When asked what he finds interesting or surprising, Victor Stenger responded "I find it surprising that most scientists, believers and nonbelievers alike, refuse to apply their critical thinking skills to matters of religion:"
The rationale usually given by those who reject any role for science on religious matters is that science concerns itself, "by definition," solely with natural phenomena. Since the supernatural is unobservable, then, they assert, science has nothing to say about it.
However, while supernatural entities may not be directly observable, any effects these entities might have on the material world should manifest themselves as observable phenomena. Anything observable is subject to scientific inquiry. On the other hand, if the supernatural has no observable effects on the natural world, then why even worry about it?
Stenger concludes with the observation that "scientists and science organizations are being disingenuous when they say science can say nothing about the supernatural:"

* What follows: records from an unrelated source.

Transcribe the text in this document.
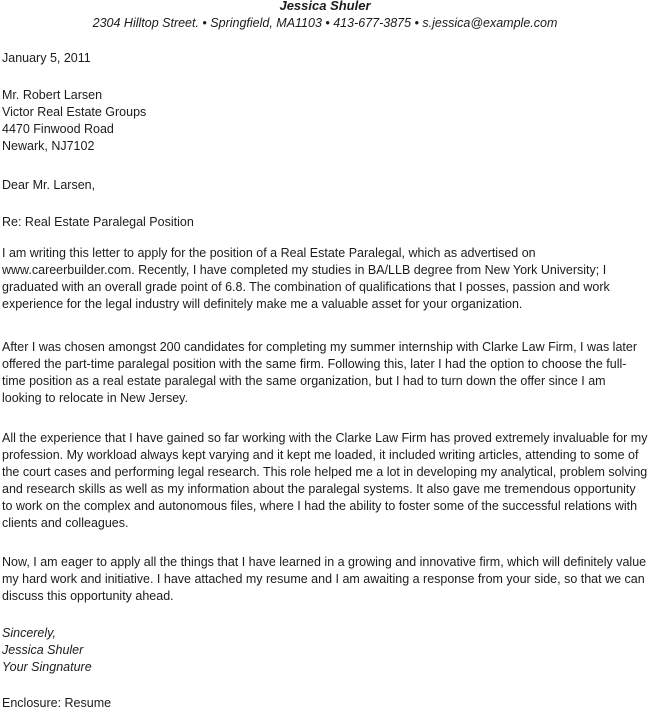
Jessica Shuler
2304 Hilltop Street. • Springfield, MA1103 • 413-677-3875 • s.jessica@example.com
January 5, 2011
Mr. Robert Larsen
Victor Real Estate Groups
4470 Finwood Road
Newark, NJ7102
Dear Mr. Larsen,
Re: Real Estate Paralegal Position

I am writing this letter to apply for the position of a Real Estate Paralegal, which as advertised on www.careerbuilder.com. Recently, I have completed my studies in BA/LLB degree from New York University; I graduated with an overall grade point of 6.8. The combination of qualifications that I posses, passion and work experience for the legal industry will definitely make me a valuable asset for your organization.

After I was chosen amongst 200 candidates for completing my summer internship with Clarke Law Firm, I was later offered the part-time paralegal position with the same firm. Following this, later I had the option to choose the full-time position as a real estate paralegal with the same organization, but I had to turn down the offer since I am looking to relocate in New Jersey.

All the experience that I have gained so far working with the Clarke Law Firm has proved extremely invaluable for my profession. My workload always kept varying and it kept me loaded, it included writing articles, attending to some of the court cases and performing legal research. This role helped me a lot in developing my analytical, problem solving and research skills as well as my information about the paralegal systems. It also gave me tremendous opportunity to work on the complex and autonomous files, where I had the ability to foster some of the successful relations with clients and colleagues.

Now, I am eager to apply all the things that I have learned in a growing and innovative firm, which will definitely value my hard work and initiative. I have attached my resume and I am awaiting a response from your side, so that we can discuss this opportunity ahead.

Sincerely,
Jessica Shuler
Your Singnature
Enclosure: Resume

They know better. Their policy of appeasing religion for presumably political reasons only empowers those who are muddling education and polluting public policy with anti-scientific magical thinking.
Jerry Coyne replies:
Can anybody really deny that? They do know better, or if they don't, they're dumb.
I wouldn't attribute this faith-driven blindness to an intellectual deficiency, but rather insufficient self-awareness. We all have blind spots, but it's odd that theists' blind spot is something so central to their psychological being.